Spearheading their charge up the league were the famous Bright and Wright partnership, which saw both striker net in excess of 90 goals each across a five-season spell working in tandem. But as Bright recalls, it didn’t happen by accident.
“I went there [Palace] in November  and from then until the end of the season I scored seven and Wrighty scored eight – and we said: ‘That’s not good enough. If we think we’re elite players and we think we can play in the First Division, we have to work hard and try to get our partnership together working’,” Bright explains.

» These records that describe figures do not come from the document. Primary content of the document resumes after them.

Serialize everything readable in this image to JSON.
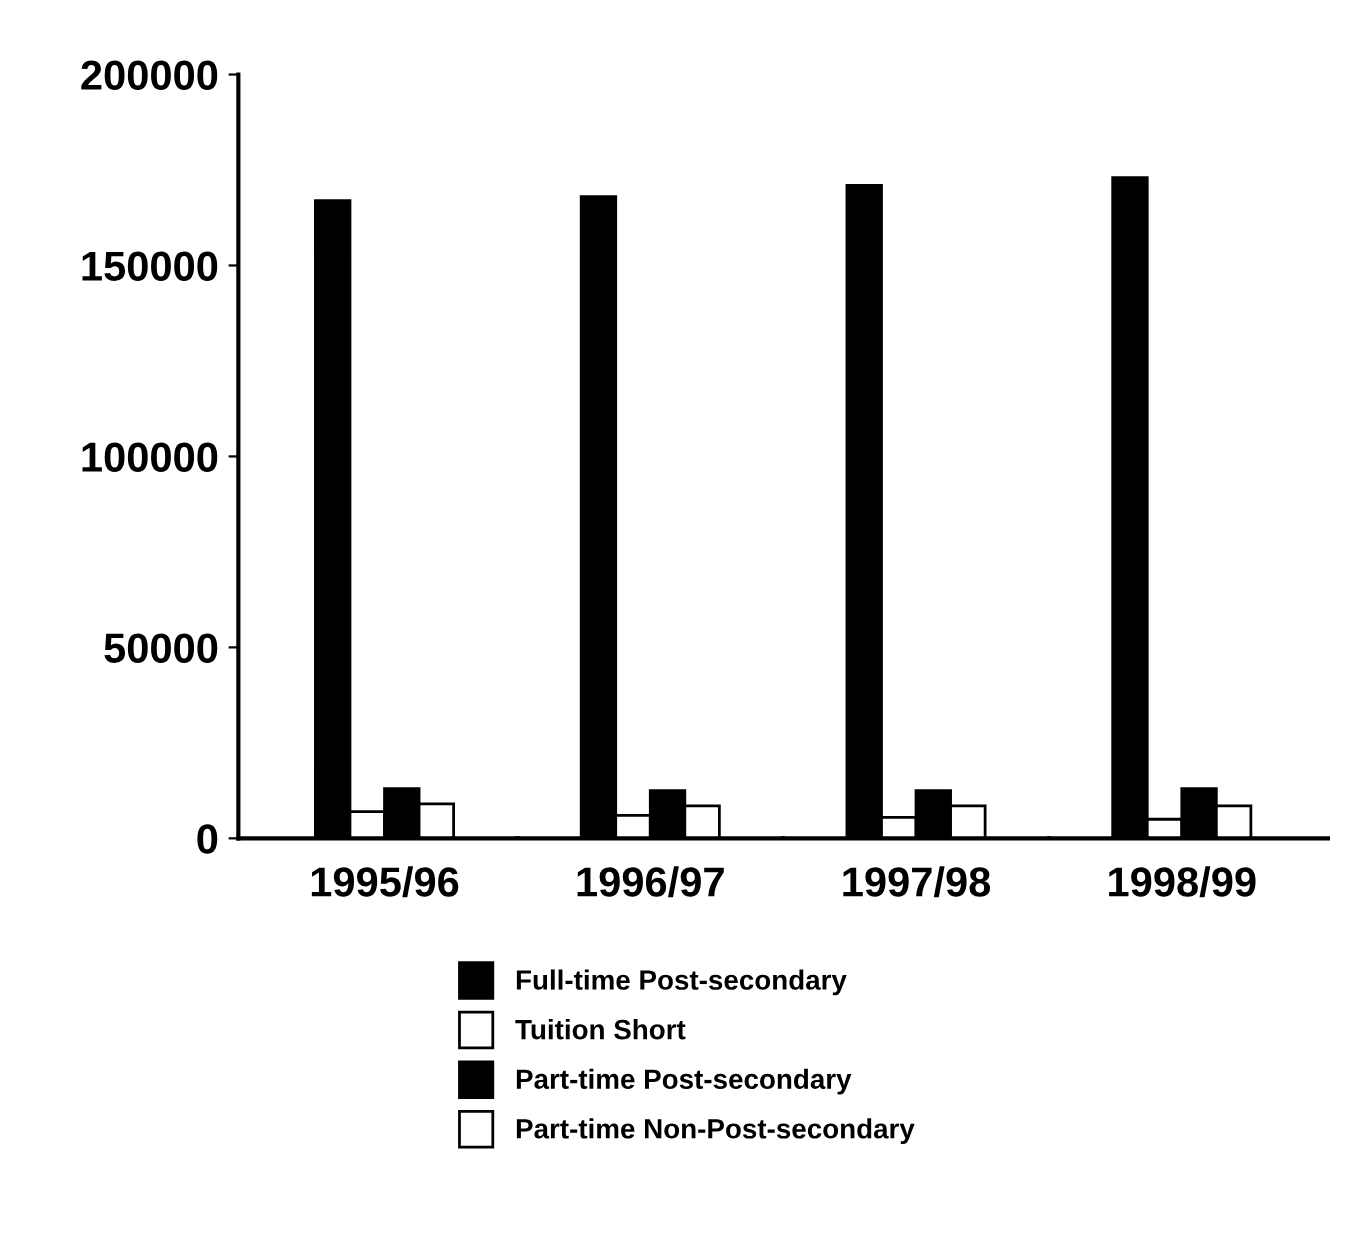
{
  "chart_data": {
    "type": "bar",
    "categories": [
      "1995/96",
      "1996/97",
      "1997/98",
      "1998/99"
    ],
    "series": [
      {
        "name": "Full-time Post-secondary",
        "color": "#000000",
        "values": [
          167000,
          168000,
          171000,
          173000
        ]
      },
      {
        "name": "Tuition Short",
        "color": "#ffffff",
        "values": [
          7000,
          6000,
          5500,
          5000
        ]
      },
      {
        "name": "Part-time Post-secondary",
        "color": "#000000",
        "values": [
          13000,
          12500,
          12500,
          13000
        ]
      },
      {
        "name": "Part-time Non-Post-secondary",
        "color": "#ffffff",
        "values": [
          9000,
          8500,
          8500,
          8500
        ]
      }
    ],
    "ylim": [
      0,
      200000
    ],
    "yticks": [
      0,
      50000,
      100000,
      150000,
      200000
    ],
    "grid": false,
    "legend": "bottom"
  }
}
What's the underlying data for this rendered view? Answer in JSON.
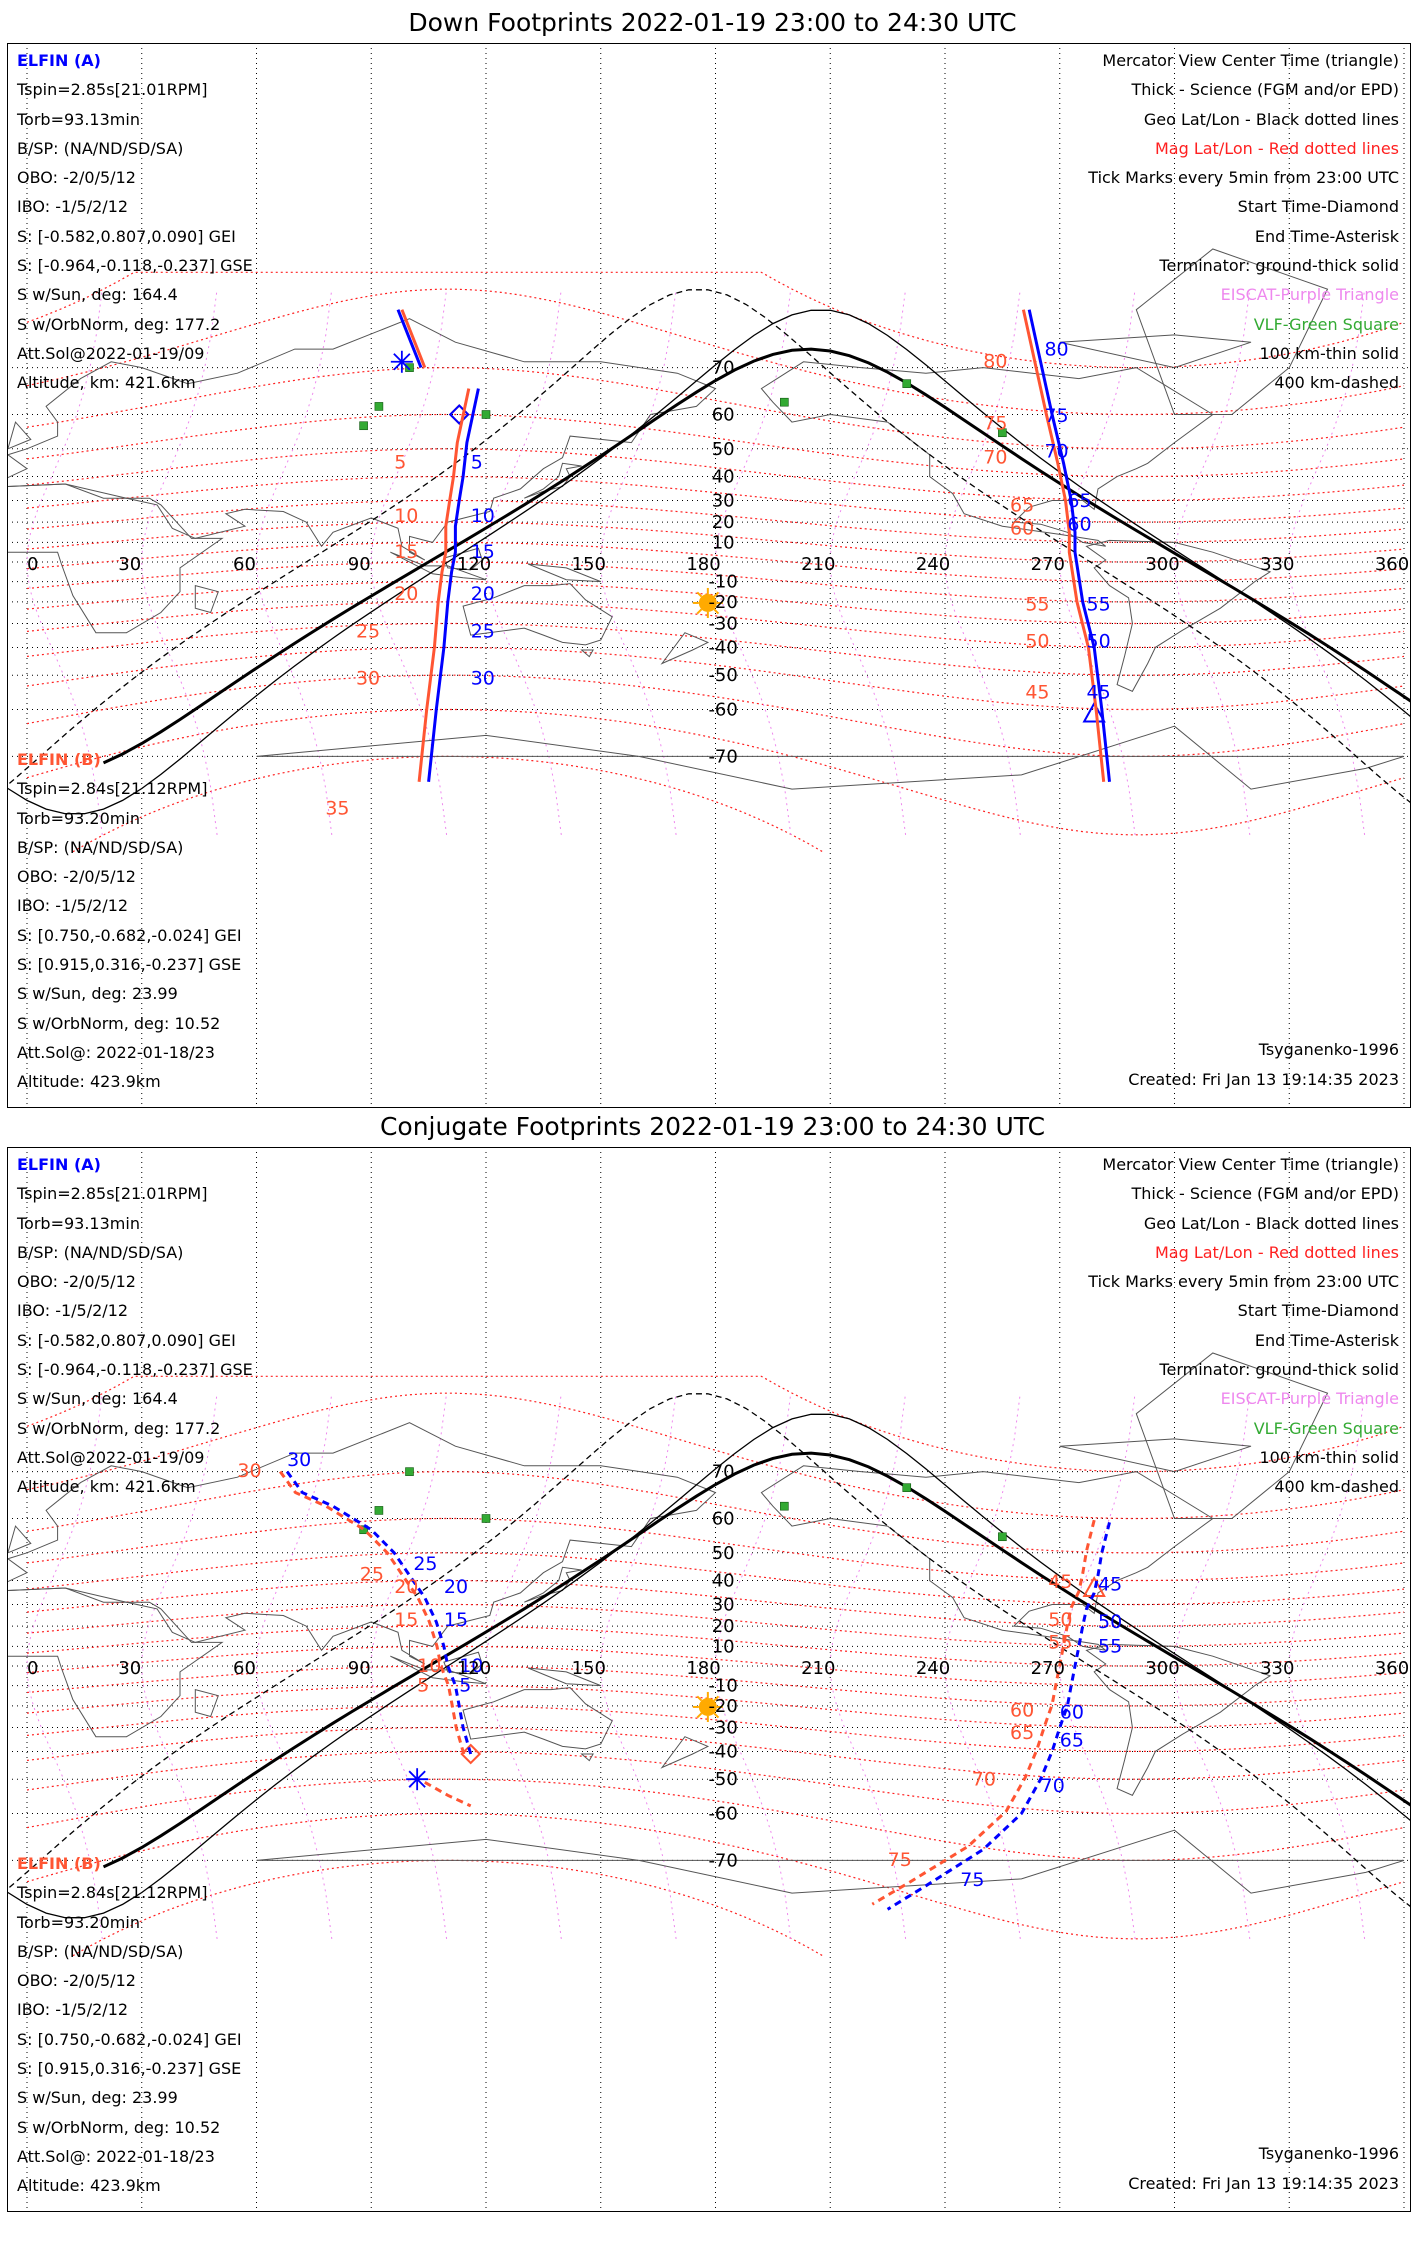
{
  "colors": {
    "elfin_a": "#0000ff",
    "elfin_b": "#ff5533",
    "mag_grid": "#ff2020",
    "eiscat": "#ee88ee",
    "vlf": "#33aa33",
    "sun": "#ffaa00",
    "coast": "#555555",
    "geo_grid": "#000000"
  },
  "map": {
    "projection": "mercator",
    "lon_ticks": [
      "0",
      "30",
      "60",
      "90",
      "120",
      "150",
      "180",
      "210",
      "240",
      "270",
      "300",
      "330",
      "360"
    ],
    "lat_ticks_north": [
      "10",
      "20",
      "30",
      "40",
      "50",
      "60",
      "70"
    ],
    "lat_ticks_south": [
      "-10",
      "-20",
      "-30",
      "-40",
      "-50",
      "-60",
      "-70"
    ]
  },
  "panels": [
    {
      "id": "down",
      "title": "Down Footprints 2022-01-19 23:00 to 24:30 UTC",
      "left_a": {
        "header": "ELFIN (A)",
        "lines": [
          "Tspin=2.85s[21.01RPM]",
          "Torb=93.13min",
          "B/SP: (NA/ND/SD/SA)",
          "OBO: -2/0/5/12",
          "IBO: -1/5/2/12",
          "S: [-0.582,0.807,0.090] GEI",
          "S: [-0.964,-0.118,-0.237] GSE",
          "S w/Sun, deg: 164.4",
          "S w/OrbNorm, deg: 177.2",
          "Att.Sol@2022-01-19/09",
          "Altitude, km: 421.6km"
        ]
      },
      "left_b": {
        "header": "ELFIN (B)",
        "lines": [
          "Tspin=2.84s[21.12RPM]",
          "Torb=93.20min",
          "B/SP: (NA/ND/SD/SA)",
          "OBO: -2/0/5/12",
          "IBO: -1/5/2/12",
          "S: [0.750,-0.682,-0.024] GEI",
          "S: [0.915,0.316,-0.237] GSE",
          "S w/Sun, deg: 23.99",
          "S w/OrbNorm, deg: 10.52",
          "Att.Sol@: 2022-01-18/23",
          "Altitude: 423.9km"
        ]
      },
      "legend": [
        "Mercator View Center Time (triangle)",
        "Thick - Science (FGM and/or EPD)",
        "Geo Lat/Lon - Black dotted lines",
        "Mag Lat/Lon - Red dotted lines",
        "Tick Marks every 5min from 23:00 UTC",
        "Start Time-Diamond",
        "End Time-Asterisk",
        "Terminator: ground-thick solid",
        "EISCAT-Purple Triangle",
        "VLF-Green Square",
        "100 km-thin solid",
        "400 km-dashed"
      ],
      "footer_left": "",
      "footer_right_1": "Tsyganenko-1996",
      "footer_right_2": "Created: Fri Jan 13 19:14:35 2023",
      "track1": {
        "a_ticks": [
          "5",
          "10",
          "15",
          "20",
          "25",
          "30"
        ],
        "b_ticks": [
          "5",
          "10",
          "15",
          "20",
          "25",
          "30",
          "35"
        ]
      },
      "track2": {
        "a_ticks": [
          "80",
          "75",
          "70",
          "65",
          "60",
          "55",
          "50",
          "45"
        ],
        "b_ticks": [
          "80",
          "75",
          "70",
          "65",
          "60",
          "55",
          "50",
          "45"
        ]
      }
    },
    {
      "id": "conj",
      "title": "Conjugate Footprints 2022-01-19 23:00 to 24:30 UTC",
      "left_a": {
        "header": "ELFIN (A)",
        "lines": [
          "Tspin=2.85s[21.01RPM]",
          "Torb=93.13min",
          "B/SP: (NA/ND/SD/SA)",
          "OBO: -2/0/5/12",
          "IBO: -1/5/2/12",
          "S: [-0.582,0.807,0.090] GEI",
          "S: [-0.964,-0.118,-0.237] GSE",
          "S w/Sun, deg: 164.4",
          "S w/OrbNorm, deg: 177.2",
          "Att.Sol@2022-01-19/09",
          "Altitude, km: 421.6km"
        ]
      },
      "left_b": {
        "header": "ELFIN (B)",
        "lines": [
          "Tspin=2.84s[21.12RPM]",
          "Torb=93.20min",
          "B/SP: (NA/ND/SD/SA)",
          "OBO: -2/0/5/12",
          "IBO: -1/5/2/12",
          "S: [0.750,-0.682,-0.024] GEI",
          "S: [0.915,0.316,-0.237] GSE",
          "S w/Sun, deg: 23.99",
          "S w/OrbNorm, deg: 10.52",
          "Att.Sol@: 2022-01-18/23",
          "Altitude: 423.9km"
        ]
      },
      "legend": [
        "Mercator View Center Time (triangle)",
        "Thick - Science (FGM and/or EPD)",
        "Geo Lat/Lon - Black dotted lines",
        "Mag Lat/Lon - Red dotted lines",
        "Tick Marks every 5min from 23:00 UTC",
        "Start Time-Diamond",
        "End Time-Asterisk",
        "Terminator: ground-thick solid",
        "EISCAT-Purple Triangle",
        "VLF-Green Square",
        "100 km-thin solid",
        "400 km-dashed"
      ],
      "footer_right_1": "Tsyganenko-1996",
      "footer_right_2": "Created: Fri Jan 13 19:14:35 2023",
      "track1": {
        "a_ticks": [
          "30",
          "25",
          "20",
          "15",
          "10",
          "5"
        ],
        "b_ticks": [
          "30",
          "25",
          "20",
          "15",
          "10",
          "5"
        ]
      },
      "track2": {
        "a_ticks": [
          "45",
          "50",
          "55",
          "60",
          "65",
          "70",
          "75"
        ],
        "b_ticks": [
          "45",
          "50",
          "55",
          "60",
          "65",
          "70",
          "75"
        ]
      }
    }
  ]
}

“Everybody added a little bit to what we had and you have to perfect it. When we got on the pitch, there was just certain things he knew I was going to do and I knew he was going to do. He would sit it up to the far post and I would slide it into the six-yard box for him to slide on and tap in.
“A lot of hard work went on behind the scenes, but on the big stage and on the pitch on the Saturday, that’s where it all came out. Everybody was like ‘wow, that’s telepathic’ but there’s just a lot of hard work went into it.
“You have to remember he scored over 100 goals and I scored over 100 goals in five seasons and I was six. There were only a few goals between us and we averaged 19 goals a season each for five seasons, which is incredible.”
Wright’s departure to Arsenal in 1991 closed that chapter as Palace’s great side slowly dissipated. However, the partnership is still revered by the Selhurst Park faithful today.
By today’s standards, the numbers the duo chalked up would mark them out as a duo to keep together, but as Bright explains, the idea of a fruitful strike partnership back in that era wasn’t uncommon – meaning he followed his own path by moving to Sheffield Wednesday in ’92.
“If you said we’re both going to sign two strikers and they’re both going to score 20 goals a season for the next five season, everybody would say ‘unbelievable, delighted’,” he adds.
“But at that stage, there were so many great partnerships around: Dalglish and Rush, Sharp and Gray, Sheringham and Cascarino, Cottee and McIvanney. You could go to any club and both of the players scored goals, that’s what you had to do or you were out.”
Thankfully for Bright, he could cut it. Even if that FA Cup Final in the summer of 1990 didn’t go his way.